Anzitutto: in cosa consisterà l’evento?

Come ogni anno, organizzeremo le Tende Avsi in piazza Leonardo da Vinci, di fronte al Politecnico. Ci saranno cori degli alpini, stand gastronomici, gare sportivi, e giochi.

Parlaci degli stand gastronomici

Proporremo un menù fisso, comprensivo, in particolare, di crepes, polenta e salamelle, che sarà possibile consumare con un’offerta minima (che volendo, quindi, potrà essere superiore a quella fissata). Tutto ciò che ricaveremo sarà devoluto ad Avsi. Abbiamo anche organizzato dei giochi.

Quali?

Si tratta di attività molto semplici, come il tiro di un automobile con una fune. Chiederemo a chi vorrà partecipare di versare la cifra simbolica di un euro che sarà anch’essa devoluta ad Avsi.

Avete intenzione di coinvolgere anche i professori?

Sì. Tra le altre iniziative che intendiamo svolgere in questi giorni, porteremo loro delle torte. Sarà un’occasione importante per raccontargli quale esperienza stiamo vivendo e perché sosteniamo Avsi.

Come siete riusciti a mettere in piedi l’evento?

Abbiamo iniziato a organizzare tutto circa tre settimane fa, suddividendoci i compiti: alcuni hanno pensato alla cucina, altri all’allestimento della piazza e del palco, altri ancora si sono occupati di tutta la fase burocratica, come delle richiesta dei permessi.   

Quante persone sono coinvolte?

 

Una quindicina.
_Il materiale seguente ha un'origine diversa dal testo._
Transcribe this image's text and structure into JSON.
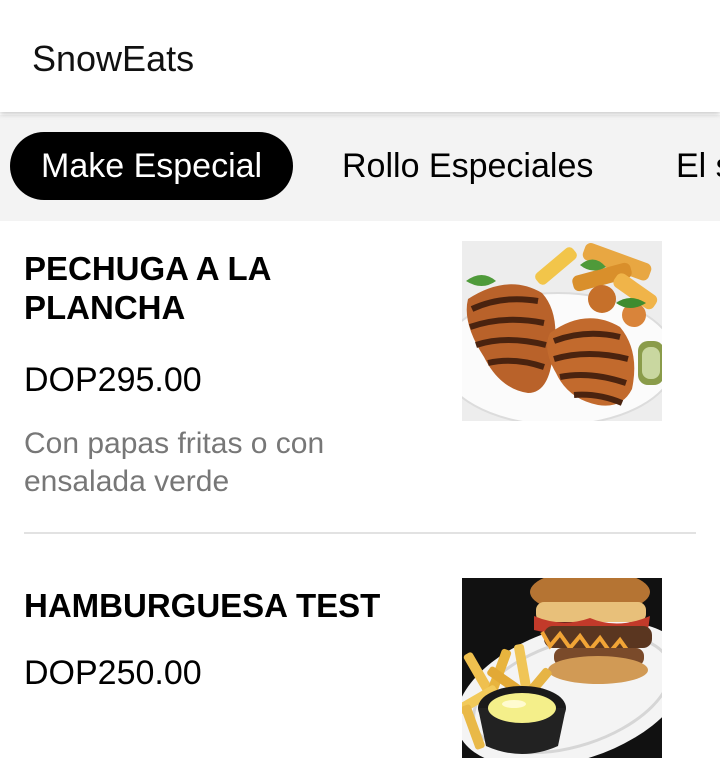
{
  "app": {
    "title": "SnowEats"
  },
  "tabs": [
    {
      "label": "Make Especial",
      "active": true
    },
    {
      "label": "Rollo Especiales",
      "active": false
    },
    {
      "label": "El s",
      "active": false
    }
  ],
  "items": [
    {
      "name": "PECHUGA A LA PLANCHA",
      "price": "DOP295.00",
      "description": "Con papas fritas o con ensalada verde",
      "image_icon": "grilled-chicken-photo"
    },
    {
      "name": "HAMBURGUESA TEST",
      "price": "DOP250.00",
      "description": "",
      "image_icon": "burger-fries-photo"
    }
  ],
  "colors": {
    "active_tab_bg": "#000000",
    "active_tab_text": "#ffffff",
    "tab_strip_bg": "#f3f3f3",
    "description_text": "#777777"
  }
}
Ma nel giorno delle Tende saremo almeno un centinaio.

Perché avete deciso di dar vita a tutto ciò?

Anche quest’anno abbiamo deciso di fare le Tende perché rappresentano l’occasione per testimoniare l’esperienza cristiana che stiamo vivendo. Conoscendo Avsi attraverso Alberto Piatti  e altre persone che ci lavorano, ci siamo resi conto, anche a livello formativo, che l’esperienza che portano in tutto il mondo è la traduzione più manifesta di cosa rende possibile l’esperienza cristiana che abbiamo incontrato. Tenere questo evento in piazza, può essere l’occasione per far sì che tutto questo possa diventare più chiaro anche per noi.

Cosa vi ha colpito, in particolare?

Lo sguardo nuovo che loro hanno imparato nello stare di fronte a tutti i soggetti, dall’Africa ad Haiti. Qualcosa che reputiamo interessante anche all’interno delle aule del Politecnico.

Perché uno studente di Milano dovrebbe dedicare del tempo alle sofferenze di Paesi così distanti?

Alberto Piatti ci ha fatto capire che dedicarsi ad un impegno simile non solo ci fa essere in grado di guardare con uno sguardo più umano Paesi che, tutto sommato, sono a migliaia di chilometri di distanza; ma ci rende capaci di vivere le circostanze attuali, come lo studio o il rapporto con gli amici, in maniera più interessante.